The American experience is that those who whistleblow are strongly advised to seek legal opinion before they act, and contacting media outlets without full redaction of patient’s details is likely to be detrimental to their case.
It is vital to keep a full record of time, place, person, and witnesses (if any), when making a complaint. Lack of detail will be picked open in court. It is noticeable that hospitals and other nursing facilities are not required by law to keep a back-up of their medical records on an external computer. Many cases of complaint, both in America and the UK are hindered by claims that records have gone missing. Should not the loss of medical records attract a very hefty fine? – perhaps to an amount of 30% of the cost of an award which may have been granted if records had not been ‘lost’.

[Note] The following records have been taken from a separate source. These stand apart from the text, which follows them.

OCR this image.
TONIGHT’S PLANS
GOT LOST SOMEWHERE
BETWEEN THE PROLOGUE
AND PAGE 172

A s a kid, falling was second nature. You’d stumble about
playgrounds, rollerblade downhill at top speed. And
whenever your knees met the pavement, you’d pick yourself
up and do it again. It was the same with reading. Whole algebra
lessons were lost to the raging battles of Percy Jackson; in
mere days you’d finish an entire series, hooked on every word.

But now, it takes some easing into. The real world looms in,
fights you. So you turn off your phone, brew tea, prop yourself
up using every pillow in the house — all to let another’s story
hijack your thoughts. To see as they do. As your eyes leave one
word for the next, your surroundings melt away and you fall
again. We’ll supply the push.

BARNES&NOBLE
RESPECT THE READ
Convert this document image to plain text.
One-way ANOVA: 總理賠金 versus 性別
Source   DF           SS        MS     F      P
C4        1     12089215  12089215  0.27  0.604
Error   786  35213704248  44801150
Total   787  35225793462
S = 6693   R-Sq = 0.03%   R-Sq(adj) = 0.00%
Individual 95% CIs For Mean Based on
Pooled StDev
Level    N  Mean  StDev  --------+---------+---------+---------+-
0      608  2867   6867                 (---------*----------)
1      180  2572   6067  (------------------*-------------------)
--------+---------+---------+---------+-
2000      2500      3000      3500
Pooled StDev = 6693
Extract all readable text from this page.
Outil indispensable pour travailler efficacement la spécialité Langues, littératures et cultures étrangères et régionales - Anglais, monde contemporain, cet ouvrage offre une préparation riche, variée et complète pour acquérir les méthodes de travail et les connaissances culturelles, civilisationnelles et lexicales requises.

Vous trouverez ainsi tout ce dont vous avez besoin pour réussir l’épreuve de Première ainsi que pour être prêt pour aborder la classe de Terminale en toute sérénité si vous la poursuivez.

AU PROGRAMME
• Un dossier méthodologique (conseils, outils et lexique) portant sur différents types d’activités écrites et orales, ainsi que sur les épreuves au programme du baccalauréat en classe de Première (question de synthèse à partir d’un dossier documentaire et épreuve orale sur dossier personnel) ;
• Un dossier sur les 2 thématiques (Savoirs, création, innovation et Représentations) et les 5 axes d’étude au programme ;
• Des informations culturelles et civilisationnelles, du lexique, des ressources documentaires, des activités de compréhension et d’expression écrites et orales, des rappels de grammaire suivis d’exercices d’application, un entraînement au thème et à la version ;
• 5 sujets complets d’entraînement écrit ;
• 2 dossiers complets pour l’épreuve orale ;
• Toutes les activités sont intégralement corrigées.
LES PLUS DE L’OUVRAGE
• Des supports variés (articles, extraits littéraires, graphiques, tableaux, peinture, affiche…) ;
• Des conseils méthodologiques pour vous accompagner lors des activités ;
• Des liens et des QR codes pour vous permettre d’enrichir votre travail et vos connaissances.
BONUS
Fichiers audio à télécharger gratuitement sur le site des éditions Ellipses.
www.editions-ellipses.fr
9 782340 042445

There are non-profit organisations in America that assist whistleblowers and those furthering their case.’The Whistleblower Support Center and Archive is (an) organization that was founded to provide support to whistleblowers. The center’s Web site provides helpful information, including the 10 steps for effective whistleblowing … A major focus of the effort here to support whistleblowers is the International Whistleblower Archive, an extensive online search engine that provides thousands of articles related to whistleblowing. Attorneys, journalists, whistleblowers, and others can tag almost any aspect of the process and then gain access to a vast array of online resources. Former whistleblowers are available to provide peer-support to future whistleblowers’.
A general sense arising from court cases in America is that ‘justice’ favours business interests. The UK follows this lead. It is the lead of the social care market, which may as well read cattle market.
Install surveillance cameras in all areas of all healthcare facilities.
Institute draconian punishments for those found committing abuse, whether workers, managers, or business owners.
Make it mandatory for all healthcare workers to report serious abuse, failure to do so to result in prosecution.
Make losing medical records a criminal offence.
Make the use of best practice guidelines mandatory.
All serious cases of serious abuse to be immediately reported to the police as crimes.
All complaints to be submitted to a regional authority charged with conducting a vigorous, impartial inquiry.
The regional authority to be responsible for all healthcare and social servives, whether private or public.
All complaints to receive a regional authority response within 30 days.
Abolish the Healthcare Ombudsman.
Abolish the CQC.
Establish a regional authority inspectorate unit, with a 24 hotline, and a remit to investigate complaints within 48 hours.